Тяжело было Петру Степанычу на ярманочном многолюдстве. Не вытерпел, ни с кем не видевшись, дня через два он поехал в Казань.
Только что отвалил пароход от нижегородской пристани, увидал Петр Степаныч развеселого ухарского парня, маленько подгулявшего на расставанье с ярманкой. В красной кумачовой рубахе, в черных плисовых штанах и в поярковой шляпе набекрень стоит он середь палубы. Выступив вперед правой ногой и задорно всех озирая, залихватски наяривает на гармонике, то присвистывая, то взвизгивая, то подпевая:
Уж и быть ли, не быть ли беде?
Уж расти ль в огороде лебеде?
«Быть беде!..» вспало на ум Петра Степаныча…
Глава одиннадцатая
Когда Дуня от Дарьи Сергевны узнала об отъезде Петра Степаныча за Волгу, сердце у ней так и упало. В тоске и кручине после того целые дни она проводила. Ни отцовской ласки, ни заботливости Дарьи Сергевны будто не замечала, даже говорила с ними неохотно. Только и речей было у ней, что с Аграфеной Петровной, да и с той не по-прежнему она разговаривала, зато тихого, немого плача было довольно. Как ни уговаривала ее Аграфена Петровна, что убиваться тут не из чего, что мало ль какие могли у него дела случиться, мало ль зачем вдруг ехать ему понадобилось.
Дуня речам ее не внимала, а все больше и больше тосковала и плакала. Заметив перемену в дочери, Марко Данилыч, сколько ее ни расспрашивал, ничего не мог добиться, советовался он и с Дарьей Сергевной и с Аграфеной Петровной, и они ничего не могли ему присоветовать. Старался развлечь Дунины думы забавами, гостей сзывал, в театр ее возил, ничто не помогало, ничто не могло рассеять тайной ее кручины… Исстрадался весь Марко Данилыч, замечая, что Дуня с каждым днем, ровно воск, тает. Приходило ему в голову, не пришла ли пора ее, не нашла ли она по душе человека, и подумал при этом на Петра Степаныча. Не раз и не два заговаривал он об этом с дочерью… но, опричь дочерниных слез, ничего не мог добиться.
Аграфена Петровна говорила Дуне, что поездка Петра Степаныча не долгая, что, должно быть, какие-нибудь дела с матерями у него не покончены…

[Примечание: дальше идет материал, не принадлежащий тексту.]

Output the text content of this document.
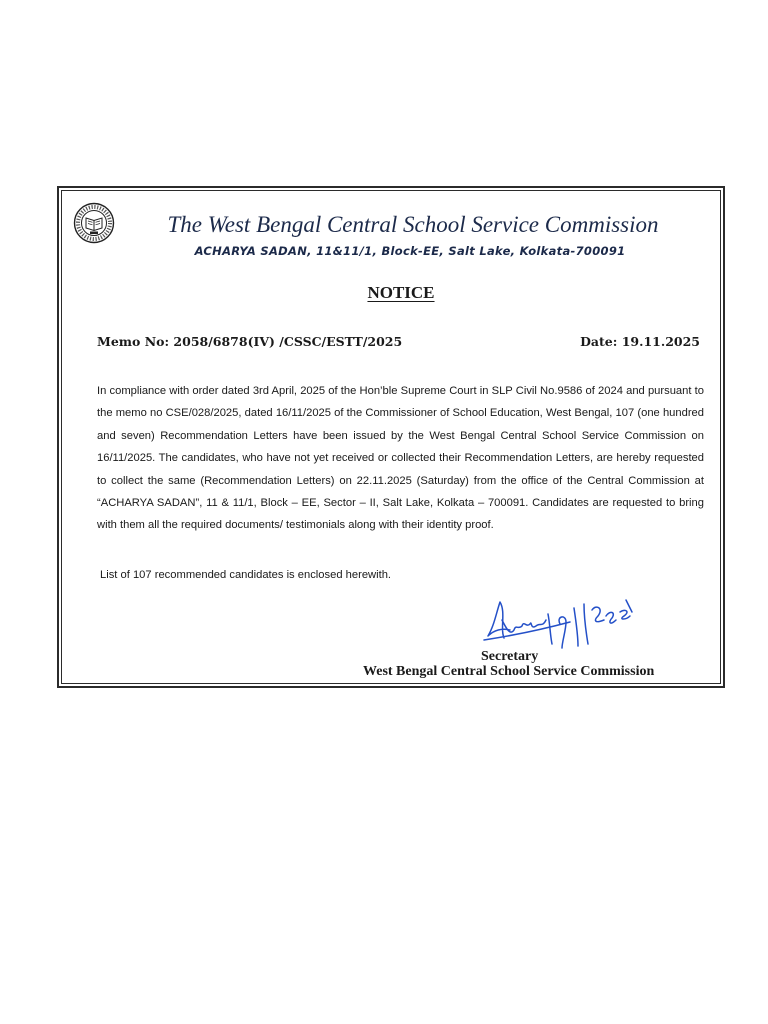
The West Bengal Central School Service Commission
ACHARYA SADAN, 11&11/1, Block-EE, Salt Lake, Kolkata-700091
NOTICE
Memo No: 2058/6878(IV) /CSSC/ESTT/2025	Date: 19.11.2025

In compliance with order dated 3rd April, 2025 of the Hon’ble Supreme Court in SLP Civil No.9586 of 2024 and pursuant to the memo no CSE/028/2025, dated 16/11/2025 of the Commissioner of School Education, West Bengal, 107 (one hundred and seven) Recommendation Letters have been issued by the West Bengal Central School Service Commission on 16/11/2025. The candidates, who have not yet received or collected their Recommendation Letters, are hereby requested to collect the same (Recommendation Letters) on 22.11.2025 (Saturday) from the office of the Central Commission at “ACHARYA SADAN”, 11 & 11/1, Block – EE, Sector – II, Salt Lake, Kolkata – 700091. Candidates are requested to bring with them all the required documents/ testimonials along with their identity proof.

List of 107 recommended candidates is enclosed herewith.
Secretary
West Bengal Central School Service Commission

Может быть, дела денежные, и вот теперь, прослышав о близком скитов разоренье, поехал он туда, чтобы во-время наградить обители деньгами. Равнодушно слушала все это Дуня. Теперь ей было все равно — в скиты ли уехал Петр Степаныч, в Казань ли, в другое ли место; то ей было невыносимо, то было горько, что уехал он, не сказавшись, ни с кем не простясь. Когда же Татьяна Андревна передала Аграфене Петровне вести, принесенные Веденеевым, и помянула про Фленушку, та виду не подала и ни словечка о том Дуне не молвила. Зато говорливая мать Таисея невпопад разболталась при Дунюшке. Сбираясь домой, зашла она к Марку Данилычу еще разок покланяться, не оставил бы их обитель милостями при грозивших бедах и напастях. Тут она разговорилась о Комаровских вестях, привезенных накануне наперсницей ее, часовенной головщицей Варварушкой. Матери Таисеи стало за великую обиду, что Петр Степаныч, пока из дядиных рук глядел, всегда в ее обители приставал, а как только стал оперяться да свой капитал получать, в сиротском дому у иконника Ермилы Матвеича остановился…

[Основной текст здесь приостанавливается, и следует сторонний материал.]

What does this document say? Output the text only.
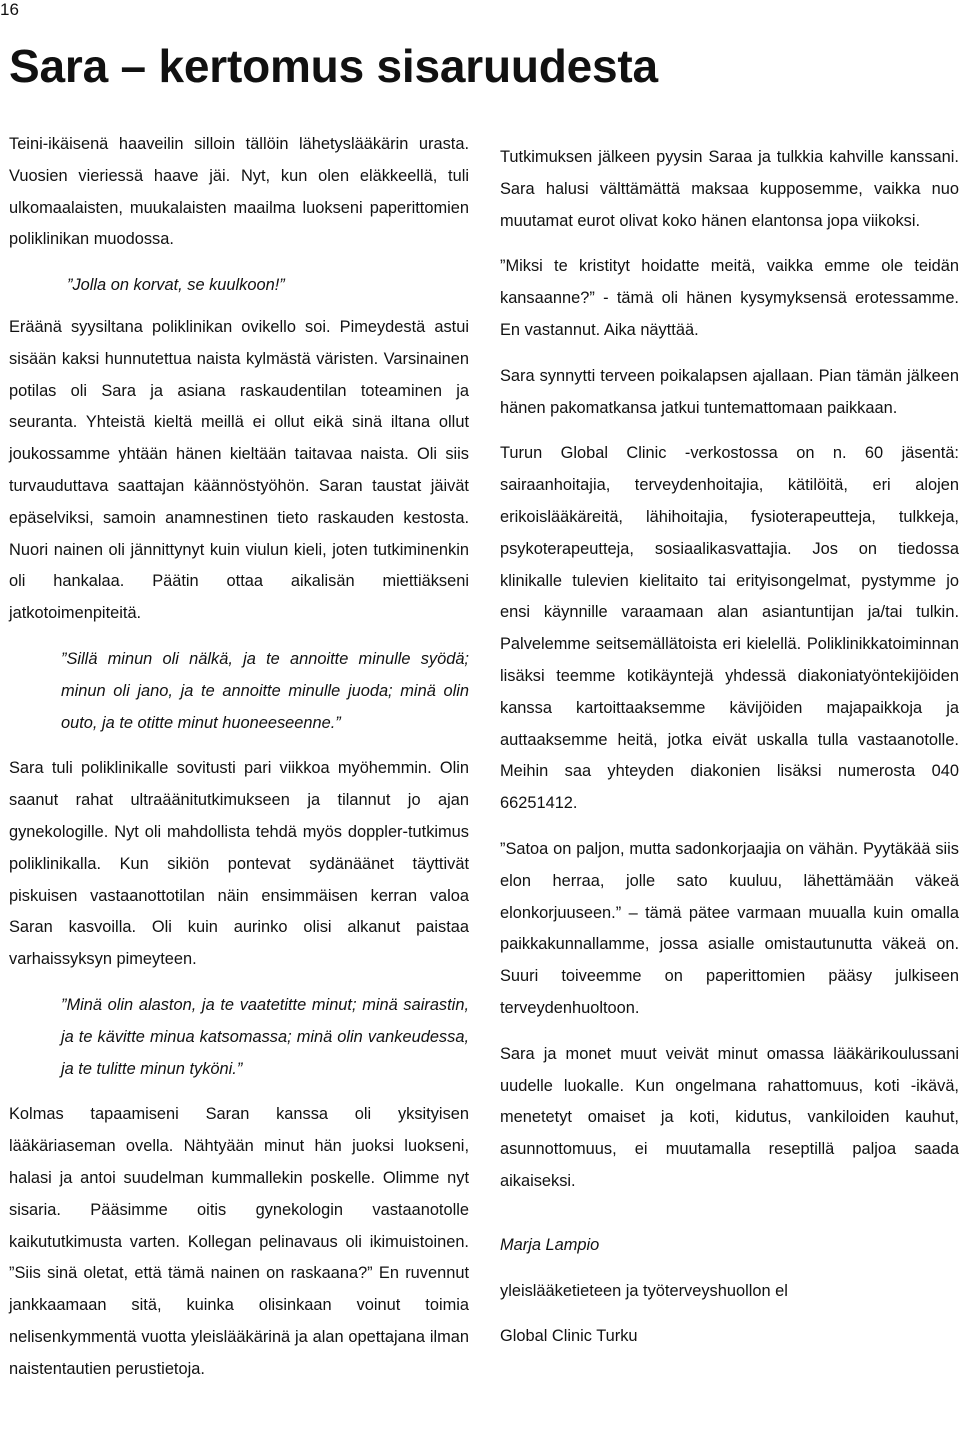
16
Sara – kertomus sisaruudesta

Teini-ikäisenä haaveilin silloin tällöin lähetyslääkärin urasta. Vuosien vieriessä haave jäi. Nyt, kun olen eläkkeellä, tuli ulkomaalaisten, muukalaisten maailma luokseni paperittomien poliklinikan muodossa.

”Jolla on korvat, se kuulkoon!”

Eräänä syysiltana poliklinikan ovikello soi. Pimeydestä astui sisään kaksi hunnutettua naista kylmästä väristen. Varsinainen potilas oli Sara ja asiana raskaudentilan toteaminen ja seuranta. Yhteistä kieltä meillä ei ollut eikä sinä iltana ollut joukossamme yhtään hänen kieltään taitavaa naista. Oli siis turvauduttava saattajan käännöstyöhön. Saran taustat jäivät epäselviksi, samoin anamnestinen tieto raskauden kestosta. Nuori nainen oli jännittynyt kuin viulun kieli, joten tutkiminenkin oli hankalaa. Päätin ottaa aikalisän miettiäkseni jatkotoimenpiteitä.

”Sillä minun oli nälkä, ja te annoitte minulle syödä; minun oli jano, ja te annoitte minulle juoda; minä olin outo, ja te otitte minut huoneeseenne.”

Sara tuli poliklinikalle sovitusti pari viikkoa myöhemmin. Olin saanut rahat ultraäänitutkimukseen ja tilannut jo ajan gynekologille. Nyt oli mahdollista tehdä myös doppler-tutkimus poliklinikalla. Kun sikiön pontevat sydänäänet täyttivät piskuisen vastaanottotilan näin ensimmäisen kerran valoa Saran kasvoilla. Oli kuin aurinko olisi alkanut paistaa varhaissyksyn pimeyteen.

”Minä olin alaston, ja te vaatetitte minut; minä sairastin, ja te kävitte minua katsomassa; minä olin vankeudessa, ja te tulitte minun tyköni.”

Kolmas tapaamiseni Saran kanssa oli yksityisen lääkäriaseman ovella. Nähtyään minut hän juoksi luokseni, halasi ja antoi suudelman kummallekin poskelle. Olimme nyt sisaria. Pääsimme oitis gynekologin vastaanotolle kaikututkimusta varten. Kollegan pelinavaus oli ikimuistoinen. ”Siis sinä oletat, että tämä nainen on raskaana?” En ruvennut jankkaamaan sitä, kuinka olisinkaan voinut toimia nelisenkymmentä vuotta yleislääkärinä ja alan opettajana ilman naistentautien perustietoja.

Tutkimuksen jälkeen pyysin Saraa ja tulkkia kahville kanssani. Sara halusi välttämättä maksaa kupposemme, vaikka nuo muutamat eurot olivat koko hänen elantonsa jopa viikoksi.

”Miksi te kristityt hoidatte meitä, vaikka emme ole teidän kansaanne?” - tämä oli hänen kysymyksensä erotessamme. En vastannut. Aika näyttää.

Sara synnytti terveen poikalapsen ajallaan. Pian tämän jälkeen hänen pakomatkansa jatkui tuntemattomaan paikkaan.

Turun Global Clinic -verkostossa on n. 60 jäsentä: sairaanhoitajia, terveydenhoitajia, kätilöitä, eri alojen erikoislääkäreitä, lähihoitajia, fysioterapeutteja, tulkkeja, psykoterapeutteja, sosiaalikasvattajia. Jos on tiedossa klinikalle tulevien kielitaito tai erityisongelmat, pystymme jo ensi käynnille varaamaan alan asiantuntijan ja/tai tulkin. Palvelemme seitsemällätoista eri kielellä. Poliklinikkatoiminnan lisäksi teemme kotikäyntejä yhdessä diakoniatyöntekijöiden kanssa kartoittaaksemme kävijöiden majapaikkoja ja auttaaksemme heitä, jotka eivät uskalla tulla vastaanotolle. Meihin saa yhteyden diakonien lisäksi numerosta 040 66251412.

”Satoa on paljon, mutta sadonkorjaajia on vähän. Pyytäkää siis elon herraa, jolle sato kuuluu, lähettämään väkeä elonkorjuuseen.” – tämä pätee varmaan muualla kuin omalla paikkakunnallamme, jossa asialle omistautunutta väkeä on. Suuri toiveemme on paperittomien pääsy julkiseen terveydenhuoltoon.

Sara ja monet muut veivät minut omassa lääkärikoulussani uudelle luokalle. Kun ongelmana rahattomuus, koti -ikävä, menetetyt omaiset ja koti, kidutus, vankiloiden kauhut, asunnottomuus, ei muutamalla reseptillä paljoa saada aikaiseksi.

Marja Lampio

yleislääketieteen ja työterveyshuollon el

Global Clinic Turku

— Уж мы ли не угождали ему, уж мы ли не были рады ему, а теперь ровно плюнул он на нашу святую обитель!.. — со слезами говорила мать Таисея. — Известно, у других жизнь веселее, а наша обитель не богатая, и пустяшных делов у меня, слава богу, не водится… Живем скромно, по закону, ну а по иным обителям и житье другое: есть там девицы веселые и податливые, поди теперь с ними ровно сыр в масле катается… А мы терпи да убытки неси. Ведь, бывало, что ни пожалует к нам погостить, меньше двух сотенных никогда не оставит… А все эта баламутница Флена Васильевна, она его от нашей обители отвадила… У ней только и есть на уме, чтобы каждого молодого паренька взбаламутить да взбудоражить…
Промеж их давно замечалось. А Ермилы Матвеича дом возле самой Манефиной обители и прямехонько супротив Фленушкиных окон… Теперь им воля: матушка больным-больнешенька, а Фленушка и к винцу возымела пристрастие. Свертит она, скружит она сердечного Петра Степаныча, беспременно споит сердечного.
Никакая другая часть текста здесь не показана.